Di ufuk barat, langit sore yang tadi terlihat cerah, perlahan-lahan berubah mendung. Awan-awan hitam pekat tiba-tiba saja datang menggantikan langit yang tadi biru. Sementara itu, ombak pantai Padang masih seperti biasa, bergulung dengan hebatnya. Mereka saling berkejaran ke arah pantai, lalu serentak menghempaskan diri. Buih-buih putih bergulung-gulung, menari-nari, lalu kemudian hilang ditelan pasir putih.
Perempuan paruh baya itu --entah untuk yang keberapa kalinya--kembali melirik jam dinding yang tergantung di ruang tengah rumahnya. Tidak sampai setengah jam lagi, magrib akan menjelang. Sesekali matanya memandang ke luar pintu, terus ke halaman dan jalan. Seperti menunggu seseorang yang akan segera datang.
"Mak, bapak jadi pulang hari ini?" seorang gadis remaja tanggung tiba-tiba muncul dari dalam kamarnya. Mendekati wanita itu yang kini sudah berdiri di depan pintu. Dari tadi dia berlaku seperti itu. Keluar masuk rumah sambil terus memperhatikan halaman dan jalan. Yang ditunggunya belum juga datang.
"Dua hari yang lalu bapakmu menelepon, siang ini kapalnya mendarat di Teluk Bayur. Seharusnya, dia sudah sampai di rumah sebelum asar tadi," ujarnya, lalu melangkah ke luar rumah. Memandang lurus ke laut lepas yang hanya berjarak dua ratus meter dari tempatnya berdiri sekarang. "Sebentar lagi magrib, panggil adikmu di pantai, sepertinya dia asyik sekali bermain bola."

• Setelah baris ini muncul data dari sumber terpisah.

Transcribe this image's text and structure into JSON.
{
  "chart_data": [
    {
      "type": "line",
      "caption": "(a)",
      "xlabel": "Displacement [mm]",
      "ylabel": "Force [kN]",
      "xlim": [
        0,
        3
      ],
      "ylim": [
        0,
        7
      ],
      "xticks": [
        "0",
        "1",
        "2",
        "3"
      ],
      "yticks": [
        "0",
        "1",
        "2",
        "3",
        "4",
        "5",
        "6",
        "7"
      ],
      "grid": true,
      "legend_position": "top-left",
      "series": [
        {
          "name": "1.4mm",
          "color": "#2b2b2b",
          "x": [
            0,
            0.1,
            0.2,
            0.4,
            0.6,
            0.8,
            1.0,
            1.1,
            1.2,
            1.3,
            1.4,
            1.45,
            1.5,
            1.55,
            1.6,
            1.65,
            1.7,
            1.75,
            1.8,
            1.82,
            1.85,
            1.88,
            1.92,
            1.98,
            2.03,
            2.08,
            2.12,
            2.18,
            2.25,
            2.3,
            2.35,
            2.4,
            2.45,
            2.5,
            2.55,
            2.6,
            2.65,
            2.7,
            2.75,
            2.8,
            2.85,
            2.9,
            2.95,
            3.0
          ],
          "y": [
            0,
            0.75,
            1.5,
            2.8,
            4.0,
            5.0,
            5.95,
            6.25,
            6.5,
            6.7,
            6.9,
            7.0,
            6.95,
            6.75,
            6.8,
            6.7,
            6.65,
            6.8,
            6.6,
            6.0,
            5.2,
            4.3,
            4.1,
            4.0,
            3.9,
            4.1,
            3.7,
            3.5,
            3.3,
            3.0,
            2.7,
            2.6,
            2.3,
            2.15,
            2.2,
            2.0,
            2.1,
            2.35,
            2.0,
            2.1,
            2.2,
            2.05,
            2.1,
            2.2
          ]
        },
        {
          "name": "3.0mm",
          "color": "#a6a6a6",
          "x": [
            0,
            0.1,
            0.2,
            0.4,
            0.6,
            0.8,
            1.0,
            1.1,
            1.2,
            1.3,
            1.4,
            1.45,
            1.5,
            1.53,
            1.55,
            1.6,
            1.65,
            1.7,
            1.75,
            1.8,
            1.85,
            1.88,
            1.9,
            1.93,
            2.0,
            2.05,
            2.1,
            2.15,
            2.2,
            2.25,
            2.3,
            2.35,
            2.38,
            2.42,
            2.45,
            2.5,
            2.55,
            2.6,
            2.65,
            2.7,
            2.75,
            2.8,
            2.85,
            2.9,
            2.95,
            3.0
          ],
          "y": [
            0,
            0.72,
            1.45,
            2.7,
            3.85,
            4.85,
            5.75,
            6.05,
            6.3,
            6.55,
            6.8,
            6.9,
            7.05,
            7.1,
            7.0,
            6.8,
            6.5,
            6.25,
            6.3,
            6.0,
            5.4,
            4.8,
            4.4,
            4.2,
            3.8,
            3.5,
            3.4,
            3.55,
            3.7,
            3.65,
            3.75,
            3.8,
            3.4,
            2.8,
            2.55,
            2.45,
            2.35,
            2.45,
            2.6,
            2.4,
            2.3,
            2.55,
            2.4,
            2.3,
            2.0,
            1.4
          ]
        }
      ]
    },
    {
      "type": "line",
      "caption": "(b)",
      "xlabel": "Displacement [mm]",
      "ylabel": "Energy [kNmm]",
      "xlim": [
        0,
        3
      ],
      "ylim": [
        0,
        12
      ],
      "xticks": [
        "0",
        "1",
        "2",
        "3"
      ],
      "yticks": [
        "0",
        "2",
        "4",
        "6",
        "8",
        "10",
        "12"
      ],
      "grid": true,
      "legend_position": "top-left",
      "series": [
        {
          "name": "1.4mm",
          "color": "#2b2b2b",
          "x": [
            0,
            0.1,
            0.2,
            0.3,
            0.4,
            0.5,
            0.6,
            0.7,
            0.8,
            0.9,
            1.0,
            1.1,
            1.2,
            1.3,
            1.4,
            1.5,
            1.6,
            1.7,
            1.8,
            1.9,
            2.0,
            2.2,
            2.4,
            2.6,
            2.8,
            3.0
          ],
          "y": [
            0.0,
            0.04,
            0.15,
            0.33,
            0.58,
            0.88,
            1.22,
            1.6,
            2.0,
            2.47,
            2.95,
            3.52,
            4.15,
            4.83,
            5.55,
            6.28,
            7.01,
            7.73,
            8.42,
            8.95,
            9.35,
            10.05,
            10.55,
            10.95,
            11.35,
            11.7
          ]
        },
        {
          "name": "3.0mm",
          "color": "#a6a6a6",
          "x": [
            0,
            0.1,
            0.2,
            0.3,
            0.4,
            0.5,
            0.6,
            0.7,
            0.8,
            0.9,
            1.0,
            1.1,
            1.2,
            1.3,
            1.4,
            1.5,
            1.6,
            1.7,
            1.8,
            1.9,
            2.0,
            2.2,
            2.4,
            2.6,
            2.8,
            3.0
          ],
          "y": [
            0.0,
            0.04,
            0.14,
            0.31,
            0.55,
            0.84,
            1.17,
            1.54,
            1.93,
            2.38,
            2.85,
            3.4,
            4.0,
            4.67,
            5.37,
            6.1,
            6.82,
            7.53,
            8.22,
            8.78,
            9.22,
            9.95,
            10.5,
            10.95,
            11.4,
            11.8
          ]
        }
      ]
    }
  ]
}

Tidak menunggu perintah itu diulang, gadis itu berlari-lari ke pinggiran pantai.
"Hafis! Mak menyuruh kau pulang, sebentar lagi magrib!" teriaknya lantang, berusaha mengalahkan deburan ombak yang makin menggila.
"Ya, Uni!" seorang bocah lelaki berusia sekitar enam tahun yang sedang asyik bermain bola bersama beberapa orang temannya menjawab teriakannya. Anak lelaki itu kemudian memungut bola yang tadi digiringnya dengan kaki. "Kawan-kawan, besok kita main lagi ya? Sebentar lagi azan dikumandangkan, ayo pulang dulu!" katanya. Lalu berlari mendekati sang kakak yang tadi memanggilnya. "Uni, bapak sudah datang?" katanya begitu sudah sampai di samping kakaknya.
Yang ditanya hanya menggeleng. Lalu mereka melangkah menuju ke rumah. Rintik-rintik kecil mulai berjatuhan begitu mereka memasuki halaman rumah.
"Hafis, lekas mandi, sebentar lagi adzan. Hayati, Mak mau ke rumah Pak Leman sebentar, kamu siapkan meja makan, selepas magrib nanti, kita makan bersama," usai berkata, bergegas perempuan paruh baya itu melangkahkan kakinya. Perutnya yang besar karena sudah memasuki usia kehamilan sembilan bulan sama sekali tidak menghalangi langkahnya. Rinai yang mulai menderas juga tidak dihiraukannya. Ada sesuatu yang tengah dipikirkannya. Hayati, anak gadisnya itu tahu apa yang dipikirkan mak-nya. Bapak. Ya... bapak hari ini rencananya akan pulang, tapi sampai sekarang belum ada kabar beritanya.
Dia sebenarnya juga gelisah, hanya saja tidak begitu terlihat seperti yang dirasakan oleh ibunya.
***
"Apa yang dikatakan Pak Leman, Mak? Ada kabar dari Uda Zainal?" selesai shalat magrib, Hayati bertanya pada mak-nya. Dia juga khawatir, bukan hanya khawatir bapaknya belum juga datang hingga saat ini, tapi juga khawatir melihat wajah emak yang sejak sore tadi sangat tidak bersemangat. Uda Zainal, anak Pak Leman, sama-sama bekerja dengan bapaknya.
"Tadi pagi Zainal masih menelepon, katanya memang hari ini mereka akan pulang," perempuan itu melipat sajadahnya tanpa semangat. Sebuah pikiran buruk baru saja melintas di kepalanya, dia sudah berusaha menepis, tapi tetap saja pikiran itu tak mau pergi.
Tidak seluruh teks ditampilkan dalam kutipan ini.